LAC feels the burden of COVID
Published 7:01 am Saturday, January 9, 2021
Pandemic forces cancellation of popular auction, but organizers will hold drive-thru meal
For 41 years, the Lyle Area Cancer Auction has battled through just about everything a Minnesota winter has thrown at it to come up with massive amounts of money for cancer research.
But it couldn’t battle through COVID-19.
Auction organizers recently made the decision to cancel this year’s auction due to the pandemic currently gripping Minnesota.

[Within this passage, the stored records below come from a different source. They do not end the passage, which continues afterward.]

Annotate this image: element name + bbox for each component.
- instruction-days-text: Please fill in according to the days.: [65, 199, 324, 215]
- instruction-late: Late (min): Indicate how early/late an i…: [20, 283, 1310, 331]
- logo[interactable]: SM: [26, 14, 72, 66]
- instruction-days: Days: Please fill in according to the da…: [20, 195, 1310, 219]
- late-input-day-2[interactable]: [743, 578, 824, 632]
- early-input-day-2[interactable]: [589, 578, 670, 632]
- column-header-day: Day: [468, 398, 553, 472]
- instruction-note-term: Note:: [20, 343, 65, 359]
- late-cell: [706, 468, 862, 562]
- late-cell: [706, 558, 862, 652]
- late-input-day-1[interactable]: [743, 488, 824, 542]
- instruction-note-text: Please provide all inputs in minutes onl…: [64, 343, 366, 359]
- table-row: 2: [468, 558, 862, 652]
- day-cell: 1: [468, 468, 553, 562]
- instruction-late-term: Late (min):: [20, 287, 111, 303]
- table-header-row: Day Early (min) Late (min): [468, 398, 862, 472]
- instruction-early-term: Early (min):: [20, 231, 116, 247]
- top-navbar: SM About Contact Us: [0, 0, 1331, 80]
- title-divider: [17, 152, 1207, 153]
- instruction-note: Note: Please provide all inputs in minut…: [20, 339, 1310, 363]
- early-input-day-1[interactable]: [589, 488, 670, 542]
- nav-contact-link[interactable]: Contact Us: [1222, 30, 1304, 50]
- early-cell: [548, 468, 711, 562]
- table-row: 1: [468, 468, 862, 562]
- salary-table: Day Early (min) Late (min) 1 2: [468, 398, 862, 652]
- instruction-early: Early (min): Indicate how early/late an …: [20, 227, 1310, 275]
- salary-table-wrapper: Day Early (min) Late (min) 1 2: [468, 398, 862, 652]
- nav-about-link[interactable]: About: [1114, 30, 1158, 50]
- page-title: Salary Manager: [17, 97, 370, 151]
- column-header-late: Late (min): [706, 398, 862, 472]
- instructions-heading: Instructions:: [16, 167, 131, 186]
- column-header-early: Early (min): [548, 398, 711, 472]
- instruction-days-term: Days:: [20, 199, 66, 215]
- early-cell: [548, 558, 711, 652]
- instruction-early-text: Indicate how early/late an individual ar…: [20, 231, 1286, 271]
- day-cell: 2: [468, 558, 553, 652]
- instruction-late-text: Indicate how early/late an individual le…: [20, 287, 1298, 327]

“This was our third or fourth meeting about it,” said co-chair Larry Ricke. “We have kind of been waiting on the sidelines to find out what’s going on. Everybody’s like, ‘we have to do something.’”
And they are. Displaying the resilience that has resulted in $3.1 million in 41 years, the LAC is hosting a drive-thru meal at the Legion in Lyle from 4-7 p.m. on Jan. 23. The meal will include barbecue pork, mac and cheese and a cookie.
While it might be a challenge to meet the $152,500 raised from last year’s auction, organizers have always counted their blessings with whatever has been raised.
“The thing is, this is our 42nd annual auction and we’ve never, ever had to cancel an auction,” Ricke said. “Now the pandemic is kicking everybody’s butt. Any money we can raise, it’s always a blessing.”
At the same time, the LAC will be relying on goodwill donations this time around because it was hard to do the regular fundraising.
“You can’t go to these area businesses and ask for donations when they’ve been closed,” Ricke said.
So far this year, most every event related to the LAC has been canceled because of the pandemic, except Crop for a Cure, which was held virtually.
However, as in previous years, organizers are looking ahead with hopeful hearts.
“Three hours to make some money,” Ricke said. “We’re planning on serving a lot of people.”
The LAC has been one of the most successful fundraising efforts in the area in terms of cancer research. After needing 15 years to raise $1 million, the auction hit $2 million raised in 2015. Just five years later, it breached the $3 million mark.